Gurley was a partner at Hummer Winblad Venture Partners. He spent four years on Wall Street as a research analyst, including three years at CS First Boston. Author Jeffrey Pfeffer called him “one of Wall Street’s premier technology analysts." He covered companies including Dell, Compaq and Microsoft and was the lead analyst on the Amazon.com IPO.

=== Benchmark ===
At Benchmark, Gurley has led investments in and holds (or held) board seats on Brighter, DogVacay, Good Eggs, GrubHub, HackerOne, Linden Lab, LiveOps, Nextdoor, OpenTable, Sailthru, Scale Computing, Stitch Fix, Vessel, and Zillow.

Other investments of his have included: Avamar Technologies (acquired by EMC Corporation), Business.com (acquired by R.H. Donnelley), Clicker.com (acquired by CBS Interactive), Demandforce (acquired by Intuit), Employease (acquired by ADP, Inc.), JAMDAT Mobile (acquired by Electronic Arts), Nordstrom.com (acquired by Nordstrom), Shopping.com (acquired by eBay), The Knot, Uber, and Vudu (acquired by Walmart).
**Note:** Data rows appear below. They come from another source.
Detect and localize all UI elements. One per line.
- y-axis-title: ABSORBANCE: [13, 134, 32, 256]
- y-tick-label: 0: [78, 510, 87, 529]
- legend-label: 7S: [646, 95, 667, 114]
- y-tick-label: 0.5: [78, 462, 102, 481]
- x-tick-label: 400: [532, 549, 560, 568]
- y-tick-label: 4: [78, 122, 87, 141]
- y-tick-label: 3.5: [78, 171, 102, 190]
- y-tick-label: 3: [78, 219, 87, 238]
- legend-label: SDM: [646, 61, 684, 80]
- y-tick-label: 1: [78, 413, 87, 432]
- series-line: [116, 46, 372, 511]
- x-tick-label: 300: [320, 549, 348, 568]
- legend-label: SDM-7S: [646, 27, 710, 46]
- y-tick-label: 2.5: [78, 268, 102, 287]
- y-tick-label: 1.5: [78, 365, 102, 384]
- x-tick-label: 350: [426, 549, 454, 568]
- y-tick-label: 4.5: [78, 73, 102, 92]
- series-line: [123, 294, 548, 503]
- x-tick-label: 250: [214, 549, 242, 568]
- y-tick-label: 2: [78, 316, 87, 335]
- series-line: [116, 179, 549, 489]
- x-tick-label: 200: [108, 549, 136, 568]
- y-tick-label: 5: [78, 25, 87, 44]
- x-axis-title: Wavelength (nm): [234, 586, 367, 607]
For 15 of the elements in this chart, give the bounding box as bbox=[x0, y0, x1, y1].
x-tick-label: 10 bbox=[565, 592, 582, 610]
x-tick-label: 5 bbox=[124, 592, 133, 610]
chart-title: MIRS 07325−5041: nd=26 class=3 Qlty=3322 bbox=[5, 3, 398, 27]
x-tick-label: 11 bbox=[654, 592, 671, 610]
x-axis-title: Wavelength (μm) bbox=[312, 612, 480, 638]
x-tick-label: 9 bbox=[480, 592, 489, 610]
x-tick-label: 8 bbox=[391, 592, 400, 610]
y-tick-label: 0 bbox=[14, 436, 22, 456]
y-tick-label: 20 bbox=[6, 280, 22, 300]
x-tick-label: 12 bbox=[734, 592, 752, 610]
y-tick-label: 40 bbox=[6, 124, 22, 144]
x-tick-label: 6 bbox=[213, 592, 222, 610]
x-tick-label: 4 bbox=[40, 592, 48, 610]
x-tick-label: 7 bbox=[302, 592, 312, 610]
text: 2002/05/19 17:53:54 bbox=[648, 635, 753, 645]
He is listed consistently on the Forbes Midas List.

In 2020, Gurley stepped back from his position at Benchmark, having served with the firm for twenty-one years.

== Views ==

=== 2008 financial crisis ===
With the economic collapse in the fall of 2008, Gurley garnered attention when he sent a letter to his portfolio companies, advising CEOs to exercise caution in spending but to look for and take advantage of opportunities that become available during harsh economic times. In a 2015 interview Gurley said of private tech investing, "it’s my belief that Silicon Valley and the venture-backed businesses have moved into a world that is both speculative and unsustainable." Gurley’s warnings, and posts on his personal blog, Above the Crowd on venture capital spending, have been widely discussed in the industry.

=== Investment banking ===
Gurley has been a proponent of direct listings, an alternative to a traditional initial public offering as a method for going public. He argues that the costs of going public in the U.S. with a traditional IPO are too high, especially for venture capital-backed tech companies. The problem, in his view, is that investment banks on average set an offer price that is lower than what investors are willing to pay, resulting in the company needing to sell more shares to raise a given amount of cash. This additional share issuance dilutes the value of the shares held by the pre-issue shareholders, including company founders and employees. With a direct listing, a company issues a prospectus and the stock starts trading at a price that is determined by supply and demand.

==Personal life==
Gurley is known for his above-average height; he is 6 ft 9 in. The title of his blog, Above the Crowd, and the book eBoys: The First Inside Account of Venture Capitalists that profiles the Benchmark team, both reference his height; the subtitle of eBoys is “The true story of the six tall men who backed eBay, Webvan, and other billion-dollar start-ups."

A fictionalized version of Gurley portrayed by actor Kyle Chandler appeared in the Showtime drama series Super Pumped.

In 2026, Gurley released Runnin' Down a Dream: How to Thrive in a Career You Actually Love with Crown Currency.

Gurley is married with three children and currently lives in Austin, Texas.

== Awards ==
In March 2016, Gurley was named VC of the Year at TechCrunch’s annual Crunchies awards.